Todo era, en general, un sentir
único. Los negocios iban de maravilla, porque la gente era despierta, activa y
honesta. Era honesta por educación y buen tipo. Complicarse unos a otros esa
hermosa y fácil existencia no les hacía ninguna gracia. Dinero había suficiente
y para todos, pues todos eran tan juiciosos que pensaban antes que nada en lo
necesario, y todos facilitaban a todos el acceso al buen dinero. Domingos no
había, como tampoco una religión por cuyos dogmas pudieran disputarse. Los
lugares de esparcimiento eran las iglesias, en las que se reunían para meditar.
El placer era para aquella gente una cosa sagrada, profunda. Que permanecían
puros en el placer era algo evidente, pues todos tenían la necesidad de
hacerlo. Poetas no había. Los poetas no hubieran podido decir nada nuevo ni
edificante a gente así. También brillaban por su ausencia los artistas
profesionales, pues la habilidad para cualquier tipo de arte se hallaba
ampliamente difundida. Es bueno que los hombres no tengan necesidad de artistas
para ser gente artísticamente despierta y talentosa. Y aquellos lo eran, porque
habían aprendido a proteger y utilizar sus sentidos como algo precioso. No
necesitaban buscar giros lingüísticos en los diccionarios porque ellos mismos
poseían una sensibilidad fina, fluida, alerta y vibrante. Hablaban bien
dondequiera que tuviesen la oportunidad de hacerlo; dominaban el idioma sin
saber cómo habían llegado a hacerlo. Los hombres eran bellos. Su comportamiento
correspondíase con su educación. Muchas eran las cosas que se deleitaban y
ocupaban, pero todo guardaba relación con el amor por las mujeres guapas.

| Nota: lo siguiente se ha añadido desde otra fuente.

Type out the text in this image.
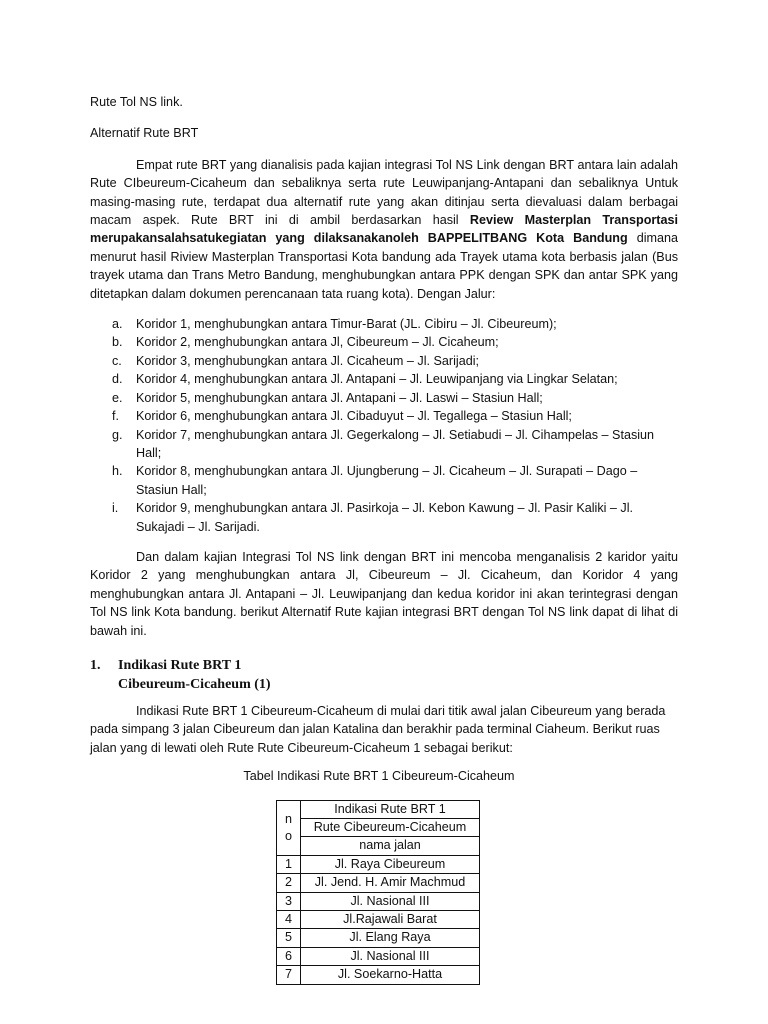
Rute Tol NS link.

Alternatif Rute BRT

Empat rute BRT yang dianalisis pada kajian integrasi Tol NS Link dengan BRT antara lain adalah Rute CIbeureum-Cicaheum dan sebaliknya serta rute Leuwipanjang-Antapani dan sebaliknya Untuk masing-masing rute, terdapat dua alternatif rute yang akan ditinjau serta dievaluasi dalam berbagai macam aspek. Rute BRT ini di ambil berdasarkan hasil Review Masterplan Transportasi merupakansalahsatukegiatan yang dilaksanakanoleh BAPPELITBANG Kota Bandung dimana menurut hasil Riview Masterplan Transportasi Kota bandung ada Trayek utama kota berbasis jalan (Bus trayek utama dan Trans Metro Bandung, menghubungkan antara PPK dengan SPK dan antar SPK yang ditetapkan dalam dokumen perencanaan tata ruang kota). Dengan Jalur:

a. Koridor 1, menghubungkan antara Timur-Barat (JL. Cibiru – Jl. Cibeureum);
b. Koridor 2, menghubungkan antara Jl, Cibeureum – Jl. Cicaheum;
c. Koridor 3, menghubungkan antara Jl. Cicaheum – Jl. Sarijadi;
d. Koridor 4, menghubungkan antara Jl. Antapani – Jl. Leuwipanjang via Lingkar Selatan;
e. Koridor 5, menghubungkan antara Jl. Antapani – Jl. Laswi – Stasiun Hall;
f. Koridor 6, menghubungkan antara Jl. Cibaduyut – Jl. Tegallega – Stasiun Hall;
g. Koridor 7, menghubungkan antara Jl. Gegerkalong – Jl. Setiabudi – Jl. Cihampelas – Stasiun Hall;
h. Koridor 8, menghubungkan antara Jl. Ujungberung – Jl. Cicaheum – Jl. Surapati – Dago – Stasiun Hall;
i. Koridor 9, menghubungkan antara Jl. Pasirkoja – Jl. Kebon Kawung – Jl. Pasir Kaliki – Jl. Sukajadi – Jl. Sarijadi.

Dan dalam kajian Integrasi Tol NS link dengan BRT ini mencoba menganalisis 2 karidor yaitu Koridor 2 yang menghubungkan antara Jl, Cibeureum – Jl. Cicaheum, dan Koridor 4 yang menghubungkan antara Jl. Antapani – Jl. Leuwipanjang dan kedua koridor ini akan terintegrasi dengan Tol NS link Kota bandung. berikut Alternatif Rute kajian integrasi BRT dengan Tol NS link dapat di lihat di bawah ini.

1. Indikasi Rute BRT 1
Cibeureum-Cicaheum (1)

Indikasi Rute BRT 1 Cibeureum-Cicaheum di mulai dari titik awal jalan Cibeureum yang berada pada simpang 3 jalan Cibeureum dan jalan Katalina dan berakhir pada terminal Ciaheum. Berikut ruas jalan yang di lewati oleh Rute Rute Cibeureum-Cicaheum 1 sebagai berikut:

Tabel Indikasi Rute BRT 1 Cibeureum-Cicaheum

n
o	Indikasi Rute BRT 1
	Rute Cibeureum-Cicaheum
	nama jalan
1	Jl. Raya Cibeureum
2	Jl. Jend. H. Amir Machmud
3	Jl. Nasional III
4	Jl.Rajawali Barat
5	Jl. Elang Raya
6	Jl. Nasional III
7	Jl. Soekarno-Hatta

Todo quedaba enmarcado en una
relación delicada y ensoñadora. Se hablaba y pensaba con gran sensibilidad
sobre cualquier cosa. Los asuntos financieros eran abordados con mayor tacto,
nobleza y sencillez que hoy en día. No existían las denominadas cosas sublimes.
Imaginarse alguna hubiera sido intolerable para aquella gente, sensible a la
belleza del mundo existente.
Todo cuanto ocurría, ocurría con
intensidad. ¿Sí? ¿De veras? ¡Qué tonto soy! No, no hay nada cierto de aquella
ciudad y aquella gente. No existen. Son pura y simple invención. ¡Muévete,
muchacho!
Y el muchacho salió a pasear y se
sentó en el banco de un parque. Era mediodía. El sol brillaba a través de los
árboles y salpicaba manchas en el camino, en las caras de los paseantes, en los
sombreros de las damas, sobre el césped: era un sol muy travieso. Los gorriones
retozaban saltarines, y las niñeras empujaban sus cochecitos. Era como un sueño,
como un simple juego, como un cuadro. El muchacho apoyó la cabeza en el codo y
se integró en el cuadro. Poco después se levantó y se fue. Claro que esto es
asunto suyo. Luego vino la lluvia y difuminó la imagen.